2) One year after date of application: 'Thank you for your interest in XXX. After reviewing the applications...blah blah blah... However, we would be grateful if you would fill out and return the attached applicant demographic information survey, which helps HR...blah blah blah.' We (royal) would be grateful if you got back to us in a timely manner about our application status; and we recommend you take your HR survey, rip it up into little pieces, and eat it.
3) 'We regret to inform you that your application was not successful. Also, nobody loves you.' Actually, I've never gotten that one; but it's not implausible.
The point here is that we should all consider it part of a hiring committee's professional-ethical duty to treat applicants with a baseline of respect and professionalism, and to inform unsuccessful applicants of their status in a timely manner. The excuses we put up with from hiring committees are simply unacceptable. Despite what people think, hiring isn't a science, especially when professors do it. It shouldn't take more than 6 weeks to conduct a hiring process, from the application deadline to the offer to the rejection notices. No applicant should be wondering what's going on with a prospective job for months after the application deadline, and no employer should ever accept an application from anyone without responding to that person with a result. Even if a hire is drawn out because a preferred candidate has other options and needs time to make a decision, or scheduling difficulty pushes back the interviews, a hiring committee should be able to contact within 4-6 weeks at the very least a shortlist of people who are not selected for interview but are in the running pending the preferred candidates' decisions, along with the rest of the applicant pool who are no longer being considered for the position. There is no excuse for anything else.
The final segment of my rant concerns a much larger, deeper, more convoluted phenomenon than these other aspects of the academic hiring process. Put succinctly: there is a waning market for scholars.
Years ago, when this bear entered graduate school, I knew that job prospects were dismal, the competition was stiff, and it would take time to land the right academic gig. Countless articles in countless media outlets feature the lamentations of humanities people wringing hands over the dismal job prospects and the poor, naive little graduate students who think they're signing up for 'a life of the mind' when if fact they're signing up for unemployment benefits. I have addressed that ridiculousness elsewhere and don't mean to dwell on it here. But there is one sense in which I do feel that we in the humanities, and in higher education in general, are letting ourselves down.

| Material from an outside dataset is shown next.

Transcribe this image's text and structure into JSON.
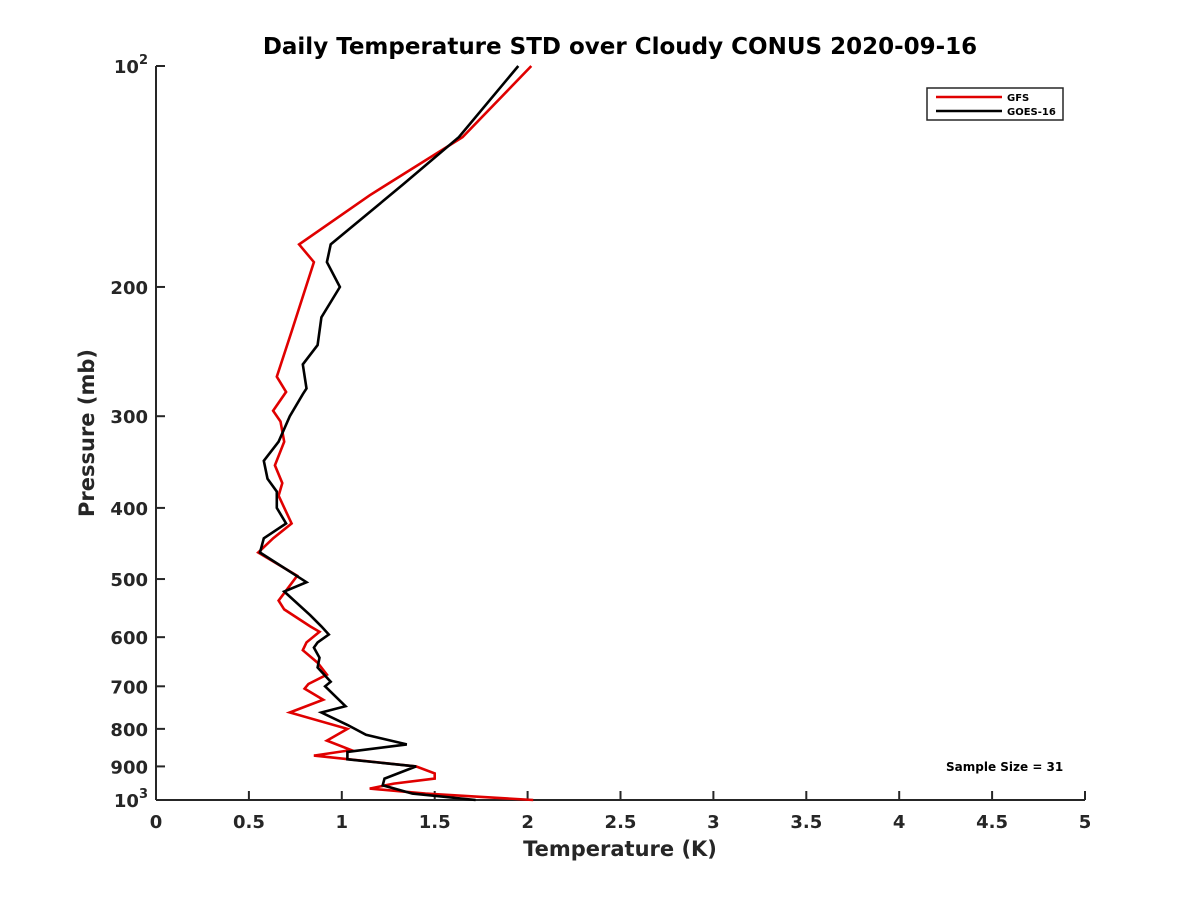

When I say there is a waning market for scholars, I mean specifically that most job opportunities are simply requests for cheap teaching labor. Departments and universities are preying upon the vulnerability of people on the academic job market desperate for a gig that lets them stay 'in academia,'; so they'll offer 20-something thousand dollars a year to have a newly-minted PhD from Columbia teaching 4 sections of first-year composition, the same work a first-year, tenure-track professor would do, but for half the salary. Further, they'll call these glorified adjunct teaching jobs 'postdocs' or 'fellowships' in order to inflate expectations, and, I half-think, to make highly accomplished young academics who are overqualified for such positions feel better about applying for and accepting them, so they can call themselves a 'postdoctoral fellow' rather than an 'adjunct instructor.'
Don't get me wrong; I love teaching, including writing and composition, and believe it to be the most important thing an academic does. But teaching is hard work, requires long hours of preparation, entails high levels of responsibility, and, ultimately, demands in a sane world a salary above the poverty line.
The kind of exploitation I see in the academic job market today makes me question whether those in my profession retain vertebrate status.